Davids visited a drive-thru testing clinic in Olathe today put on by the JCDHE to see the Country’s expanded testing efforts first-hand. The clinic offers free COVID-19 tests on a first-come, first-served basis for anyone with or without symptoms. 


“People in Kansas and across the country are feeling the impacts of coronavirus both on their health and on their economic security. The CARES Act, which I voted for, is one small part of helping get them the relief they need. This virus is still spreading so I’m very glad that Johnson County can use these federal funds to help keep people healthy and plan for the future of both coronavirus and other outbreaks.
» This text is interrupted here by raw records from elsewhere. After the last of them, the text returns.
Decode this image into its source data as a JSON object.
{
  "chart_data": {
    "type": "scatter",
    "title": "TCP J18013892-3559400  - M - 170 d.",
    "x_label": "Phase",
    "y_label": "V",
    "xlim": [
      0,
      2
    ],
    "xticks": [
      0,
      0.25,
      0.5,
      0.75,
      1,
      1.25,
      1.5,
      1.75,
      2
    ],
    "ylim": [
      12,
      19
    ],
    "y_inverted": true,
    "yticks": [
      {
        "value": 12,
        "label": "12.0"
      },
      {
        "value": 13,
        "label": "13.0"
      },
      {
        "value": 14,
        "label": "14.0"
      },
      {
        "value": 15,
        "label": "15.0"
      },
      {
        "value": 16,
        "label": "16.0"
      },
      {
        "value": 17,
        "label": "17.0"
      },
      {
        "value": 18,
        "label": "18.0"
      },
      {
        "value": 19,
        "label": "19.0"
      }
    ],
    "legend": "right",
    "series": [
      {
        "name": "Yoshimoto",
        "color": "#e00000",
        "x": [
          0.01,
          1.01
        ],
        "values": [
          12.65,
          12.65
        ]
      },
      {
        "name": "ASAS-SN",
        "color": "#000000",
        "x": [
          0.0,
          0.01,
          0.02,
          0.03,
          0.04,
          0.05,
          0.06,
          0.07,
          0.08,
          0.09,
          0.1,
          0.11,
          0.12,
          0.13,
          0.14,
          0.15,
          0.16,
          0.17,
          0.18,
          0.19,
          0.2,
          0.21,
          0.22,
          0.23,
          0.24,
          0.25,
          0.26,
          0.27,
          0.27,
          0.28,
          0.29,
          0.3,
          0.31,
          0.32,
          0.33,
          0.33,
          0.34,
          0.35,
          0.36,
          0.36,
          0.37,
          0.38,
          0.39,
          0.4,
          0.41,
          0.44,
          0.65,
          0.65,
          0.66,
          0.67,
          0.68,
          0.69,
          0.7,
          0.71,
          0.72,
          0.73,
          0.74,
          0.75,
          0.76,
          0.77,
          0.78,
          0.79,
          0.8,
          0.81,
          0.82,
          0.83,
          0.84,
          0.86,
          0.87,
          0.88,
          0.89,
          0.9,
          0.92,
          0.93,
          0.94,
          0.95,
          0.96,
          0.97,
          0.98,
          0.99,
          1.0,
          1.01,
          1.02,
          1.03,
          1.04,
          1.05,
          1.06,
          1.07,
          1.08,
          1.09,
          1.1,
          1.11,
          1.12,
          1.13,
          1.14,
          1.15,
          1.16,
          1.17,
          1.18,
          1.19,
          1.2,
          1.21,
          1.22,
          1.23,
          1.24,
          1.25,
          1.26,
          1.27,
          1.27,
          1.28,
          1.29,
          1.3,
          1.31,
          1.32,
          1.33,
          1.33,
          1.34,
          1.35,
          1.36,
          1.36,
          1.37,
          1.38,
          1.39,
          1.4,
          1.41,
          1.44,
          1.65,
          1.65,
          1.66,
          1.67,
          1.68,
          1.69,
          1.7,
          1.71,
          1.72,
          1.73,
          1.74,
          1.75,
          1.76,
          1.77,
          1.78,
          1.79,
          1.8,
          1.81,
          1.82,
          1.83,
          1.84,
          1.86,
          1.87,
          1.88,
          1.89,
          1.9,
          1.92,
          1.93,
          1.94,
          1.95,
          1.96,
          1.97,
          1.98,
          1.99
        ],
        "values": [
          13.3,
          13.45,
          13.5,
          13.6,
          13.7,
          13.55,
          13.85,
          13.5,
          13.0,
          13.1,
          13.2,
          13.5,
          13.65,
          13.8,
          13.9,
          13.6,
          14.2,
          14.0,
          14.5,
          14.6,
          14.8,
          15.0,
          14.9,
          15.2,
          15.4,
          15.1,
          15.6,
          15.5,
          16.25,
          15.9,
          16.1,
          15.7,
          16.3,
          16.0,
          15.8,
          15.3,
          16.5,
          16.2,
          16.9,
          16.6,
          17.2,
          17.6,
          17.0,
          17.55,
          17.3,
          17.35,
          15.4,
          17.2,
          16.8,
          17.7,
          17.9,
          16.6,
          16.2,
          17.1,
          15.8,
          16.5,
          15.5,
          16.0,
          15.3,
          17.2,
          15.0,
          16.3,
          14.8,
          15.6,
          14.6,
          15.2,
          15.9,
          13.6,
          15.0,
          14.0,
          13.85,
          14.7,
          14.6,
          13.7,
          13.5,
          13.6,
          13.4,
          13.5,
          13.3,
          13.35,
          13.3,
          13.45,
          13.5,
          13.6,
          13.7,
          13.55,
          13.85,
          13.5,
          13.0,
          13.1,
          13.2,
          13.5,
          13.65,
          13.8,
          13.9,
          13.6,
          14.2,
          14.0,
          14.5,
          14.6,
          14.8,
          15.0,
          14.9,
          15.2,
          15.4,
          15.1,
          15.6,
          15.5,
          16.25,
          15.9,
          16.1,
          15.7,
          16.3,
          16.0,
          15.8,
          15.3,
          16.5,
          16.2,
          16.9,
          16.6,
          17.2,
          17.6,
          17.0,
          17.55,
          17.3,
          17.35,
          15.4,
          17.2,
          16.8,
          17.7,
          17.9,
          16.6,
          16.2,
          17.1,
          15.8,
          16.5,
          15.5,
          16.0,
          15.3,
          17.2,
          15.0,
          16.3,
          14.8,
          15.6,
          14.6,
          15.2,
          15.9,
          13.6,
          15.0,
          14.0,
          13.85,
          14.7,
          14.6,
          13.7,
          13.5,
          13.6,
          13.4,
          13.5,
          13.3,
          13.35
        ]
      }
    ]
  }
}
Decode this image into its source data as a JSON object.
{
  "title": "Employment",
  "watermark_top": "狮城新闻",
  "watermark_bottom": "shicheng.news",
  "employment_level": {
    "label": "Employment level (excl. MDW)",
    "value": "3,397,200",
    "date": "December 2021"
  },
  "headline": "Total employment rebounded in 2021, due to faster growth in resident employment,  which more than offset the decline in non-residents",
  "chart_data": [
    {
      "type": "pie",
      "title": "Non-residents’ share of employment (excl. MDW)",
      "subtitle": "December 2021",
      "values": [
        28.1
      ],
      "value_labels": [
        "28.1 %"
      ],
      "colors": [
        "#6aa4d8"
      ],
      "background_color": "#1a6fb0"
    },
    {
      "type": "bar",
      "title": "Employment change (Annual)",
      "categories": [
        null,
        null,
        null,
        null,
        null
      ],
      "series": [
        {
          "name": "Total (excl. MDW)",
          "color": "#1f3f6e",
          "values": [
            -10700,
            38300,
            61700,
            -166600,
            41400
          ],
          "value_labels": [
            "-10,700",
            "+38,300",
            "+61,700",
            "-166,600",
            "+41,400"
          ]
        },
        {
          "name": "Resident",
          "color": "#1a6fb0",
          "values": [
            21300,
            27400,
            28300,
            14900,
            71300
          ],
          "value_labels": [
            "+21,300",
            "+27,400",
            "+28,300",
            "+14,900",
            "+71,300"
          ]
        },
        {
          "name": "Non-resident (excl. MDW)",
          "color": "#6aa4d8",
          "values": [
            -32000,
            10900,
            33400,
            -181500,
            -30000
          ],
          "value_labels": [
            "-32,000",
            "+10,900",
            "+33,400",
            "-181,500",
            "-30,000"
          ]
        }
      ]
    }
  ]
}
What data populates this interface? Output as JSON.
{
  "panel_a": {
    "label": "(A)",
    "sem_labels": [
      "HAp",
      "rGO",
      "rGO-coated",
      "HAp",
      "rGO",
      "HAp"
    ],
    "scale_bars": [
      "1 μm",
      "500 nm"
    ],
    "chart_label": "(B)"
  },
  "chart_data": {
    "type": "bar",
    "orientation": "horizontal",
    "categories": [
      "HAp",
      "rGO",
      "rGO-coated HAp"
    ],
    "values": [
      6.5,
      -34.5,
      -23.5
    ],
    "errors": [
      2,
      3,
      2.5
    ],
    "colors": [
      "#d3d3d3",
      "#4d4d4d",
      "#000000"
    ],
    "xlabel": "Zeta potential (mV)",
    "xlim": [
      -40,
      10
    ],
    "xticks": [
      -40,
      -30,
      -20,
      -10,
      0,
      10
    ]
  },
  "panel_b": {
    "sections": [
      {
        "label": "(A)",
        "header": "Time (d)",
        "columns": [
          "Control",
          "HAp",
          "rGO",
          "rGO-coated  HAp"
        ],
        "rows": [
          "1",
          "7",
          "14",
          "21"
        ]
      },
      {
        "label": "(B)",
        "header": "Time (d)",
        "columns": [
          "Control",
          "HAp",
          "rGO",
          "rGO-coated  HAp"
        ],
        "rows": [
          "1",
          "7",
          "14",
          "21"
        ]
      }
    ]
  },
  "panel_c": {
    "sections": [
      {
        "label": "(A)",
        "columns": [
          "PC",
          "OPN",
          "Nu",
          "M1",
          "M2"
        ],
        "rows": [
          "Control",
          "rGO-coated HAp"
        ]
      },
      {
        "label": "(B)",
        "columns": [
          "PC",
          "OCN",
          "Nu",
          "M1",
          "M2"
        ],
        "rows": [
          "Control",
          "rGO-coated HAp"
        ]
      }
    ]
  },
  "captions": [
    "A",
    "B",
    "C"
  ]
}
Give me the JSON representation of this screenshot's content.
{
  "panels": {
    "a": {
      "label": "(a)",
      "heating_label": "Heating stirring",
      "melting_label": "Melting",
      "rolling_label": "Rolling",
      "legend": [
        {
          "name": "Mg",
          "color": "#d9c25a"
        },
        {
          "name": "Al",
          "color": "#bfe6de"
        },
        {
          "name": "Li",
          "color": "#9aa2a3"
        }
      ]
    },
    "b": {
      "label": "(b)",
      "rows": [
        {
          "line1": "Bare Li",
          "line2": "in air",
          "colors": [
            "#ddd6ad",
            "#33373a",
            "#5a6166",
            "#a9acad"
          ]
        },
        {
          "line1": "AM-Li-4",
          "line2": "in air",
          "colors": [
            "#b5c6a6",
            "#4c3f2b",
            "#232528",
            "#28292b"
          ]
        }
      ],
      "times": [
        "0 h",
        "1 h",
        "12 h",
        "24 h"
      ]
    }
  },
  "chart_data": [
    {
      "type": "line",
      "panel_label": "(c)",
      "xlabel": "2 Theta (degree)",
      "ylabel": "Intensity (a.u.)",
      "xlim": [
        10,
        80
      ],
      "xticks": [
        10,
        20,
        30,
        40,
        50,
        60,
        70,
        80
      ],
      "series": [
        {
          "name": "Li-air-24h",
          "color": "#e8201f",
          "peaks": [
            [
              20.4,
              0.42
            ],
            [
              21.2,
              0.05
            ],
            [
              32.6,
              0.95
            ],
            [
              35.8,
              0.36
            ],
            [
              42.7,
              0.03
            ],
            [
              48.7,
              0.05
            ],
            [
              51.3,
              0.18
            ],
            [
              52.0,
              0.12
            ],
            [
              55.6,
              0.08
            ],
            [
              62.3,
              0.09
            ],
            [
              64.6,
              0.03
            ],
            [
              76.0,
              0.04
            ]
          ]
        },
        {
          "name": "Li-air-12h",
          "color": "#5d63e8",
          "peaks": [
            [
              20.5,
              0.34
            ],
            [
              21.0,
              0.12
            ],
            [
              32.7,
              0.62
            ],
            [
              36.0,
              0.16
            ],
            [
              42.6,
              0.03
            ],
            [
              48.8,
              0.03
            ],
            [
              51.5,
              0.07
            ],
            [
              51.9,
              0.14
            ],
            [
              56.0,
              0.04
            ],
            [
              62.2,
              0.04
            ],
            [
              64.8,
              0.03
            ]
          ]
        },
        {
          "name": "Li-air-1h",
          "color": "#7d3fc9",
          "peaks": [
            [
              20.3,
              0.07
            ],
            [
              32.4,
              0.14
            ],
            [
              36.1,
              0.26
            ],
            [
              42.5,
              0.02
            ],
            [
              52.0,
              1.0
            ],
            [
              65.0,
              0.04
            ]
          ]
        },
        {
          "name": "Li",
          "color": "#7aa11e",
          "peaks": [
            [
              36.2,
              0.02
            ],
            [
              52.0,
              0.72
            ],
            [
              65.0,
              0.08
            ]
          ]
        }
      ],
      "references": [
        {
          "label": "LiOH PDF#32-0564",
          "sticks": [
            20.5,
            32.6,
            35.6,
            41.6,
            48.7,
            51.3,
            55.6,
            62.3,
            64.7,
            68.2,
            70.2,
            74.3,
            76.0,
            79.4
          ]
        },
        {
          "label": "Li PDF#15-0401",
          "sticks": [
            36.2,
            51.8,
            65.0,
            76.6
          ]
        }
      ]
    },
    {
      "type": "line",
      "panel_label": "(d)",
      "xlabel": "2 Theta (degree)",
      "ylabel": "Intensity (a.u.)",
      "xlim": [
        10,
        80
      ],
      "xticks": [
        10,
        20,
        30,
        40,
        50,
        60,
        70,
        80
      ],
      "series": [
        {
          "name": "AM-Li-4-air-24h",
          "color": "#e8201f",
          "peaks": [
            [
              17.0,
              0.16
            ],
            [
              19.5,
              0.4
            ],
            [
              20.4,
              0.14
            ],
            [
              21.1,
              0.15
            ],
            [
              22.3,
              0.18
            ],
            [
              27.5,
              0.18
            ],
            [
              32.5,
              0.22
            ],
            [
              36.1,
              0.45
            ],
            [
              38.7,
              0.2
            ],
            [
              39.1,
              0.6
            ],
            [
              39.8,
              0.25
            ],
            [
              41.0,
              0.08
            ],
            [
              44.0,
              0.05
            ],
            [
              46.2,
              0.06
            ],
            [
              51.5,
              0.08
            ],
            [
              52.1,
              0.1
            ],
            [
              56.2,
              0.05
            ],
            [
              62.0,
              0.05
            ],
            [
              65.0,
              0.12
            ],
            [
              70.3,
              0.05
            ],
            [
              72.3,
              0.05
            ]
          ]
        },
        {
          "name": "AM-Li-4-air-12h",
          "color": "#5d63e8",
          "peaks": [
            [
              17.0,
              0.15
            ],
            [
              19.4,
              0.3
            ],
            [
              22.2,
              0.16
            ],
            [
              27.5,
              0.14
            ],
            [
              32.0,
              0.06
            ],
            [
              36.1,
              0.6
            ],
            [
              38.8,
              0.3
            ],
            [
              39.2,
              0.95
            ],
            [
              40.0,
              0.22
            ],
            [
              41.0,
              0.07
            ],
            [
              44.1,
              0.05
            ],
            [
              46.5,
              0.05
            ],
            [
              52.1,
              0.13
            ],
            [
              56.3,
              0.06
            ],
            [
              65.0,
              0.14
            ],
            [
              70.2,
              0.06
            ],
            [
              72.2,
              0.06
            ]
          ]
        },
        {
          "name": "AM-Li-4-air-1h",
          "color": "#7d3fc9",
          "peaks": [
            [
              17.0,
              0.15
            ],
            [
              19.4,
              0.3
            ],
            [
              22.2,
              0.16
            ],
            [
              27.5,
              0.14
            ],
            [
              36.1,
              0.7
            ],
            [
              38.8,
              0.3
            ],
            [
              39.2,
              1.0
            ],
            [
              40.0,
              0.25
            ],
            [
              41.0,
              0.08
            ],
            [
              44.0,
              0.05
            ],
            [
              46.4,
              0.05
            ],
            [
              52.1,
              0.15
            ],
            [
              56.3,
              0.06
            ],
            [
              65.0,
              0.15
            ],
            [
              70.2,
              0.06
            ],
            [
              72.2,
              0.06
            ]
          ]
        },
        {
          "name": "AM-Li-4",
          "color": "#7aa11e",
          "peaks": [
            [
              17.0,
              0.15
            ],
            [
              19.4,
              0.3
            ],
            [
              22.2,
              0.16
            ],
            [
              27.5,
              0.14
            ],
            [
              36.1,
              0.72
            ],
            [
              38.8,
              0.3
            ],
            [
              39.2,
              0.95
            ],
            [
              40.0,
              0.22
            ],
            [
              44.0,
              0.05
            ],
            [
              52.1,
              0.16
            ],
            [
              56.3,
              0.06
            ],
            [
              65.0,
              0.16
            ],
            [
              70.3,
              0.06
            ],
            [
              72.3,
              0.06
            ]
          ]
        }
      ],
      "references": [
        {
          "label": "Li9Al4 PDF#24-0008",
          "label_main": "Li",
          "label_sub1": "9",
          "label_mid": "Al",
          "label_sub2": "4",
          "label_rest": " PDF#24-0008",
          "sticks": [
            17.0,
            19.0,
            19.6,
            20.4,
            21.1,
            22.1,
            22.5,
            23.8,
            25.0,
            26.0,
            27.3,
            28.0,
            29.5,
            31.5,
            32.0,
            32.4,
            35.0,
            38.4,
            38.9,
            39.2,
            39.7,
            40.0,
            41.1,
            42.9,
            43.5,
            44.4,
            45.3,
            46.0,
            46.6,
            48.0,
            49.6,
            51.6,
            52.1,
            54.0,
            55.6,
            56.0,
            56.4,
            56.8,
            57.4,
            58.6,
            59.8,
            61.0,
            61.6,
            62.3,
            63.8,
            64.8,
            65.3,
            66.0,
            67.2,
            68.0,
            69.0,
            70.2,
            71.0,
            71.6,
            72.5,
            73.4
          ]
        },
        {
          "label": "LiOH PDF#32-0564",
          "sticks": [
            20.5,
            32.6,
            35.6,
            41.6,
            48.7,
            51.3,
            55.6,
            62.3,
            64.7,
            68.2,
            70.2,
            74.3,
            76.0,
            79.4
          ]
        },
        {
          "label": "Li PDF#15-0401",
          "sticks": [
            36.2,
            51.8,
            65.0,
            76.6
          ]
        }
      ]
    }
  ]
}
Congress has more work to do to help people in this country recover, and that’s what I’ll keep working towards,” said Davids.  


“This is needed to effectively respond to COVID-19 pandemic, build a department that can robustly respond to emerging and reemerging epidemics in the future, and one that can address different infectious and non-infectious challenges that the county faces now,” said Johnson County Department of Health and Environment Director Dr. Sanmi Areola and Assistant County Manager Joe Connor in a memo to the Commission.


The six new full-time positions — a manager, two epidemiologists, two investigators and administrative support—will investigate infectious disease clusters, do county-wide health assessments and develop plans to prevent or respond to communicable or chronic disease. The other positions will be 15 part-time, on-call contact tracers and 20 case investigators.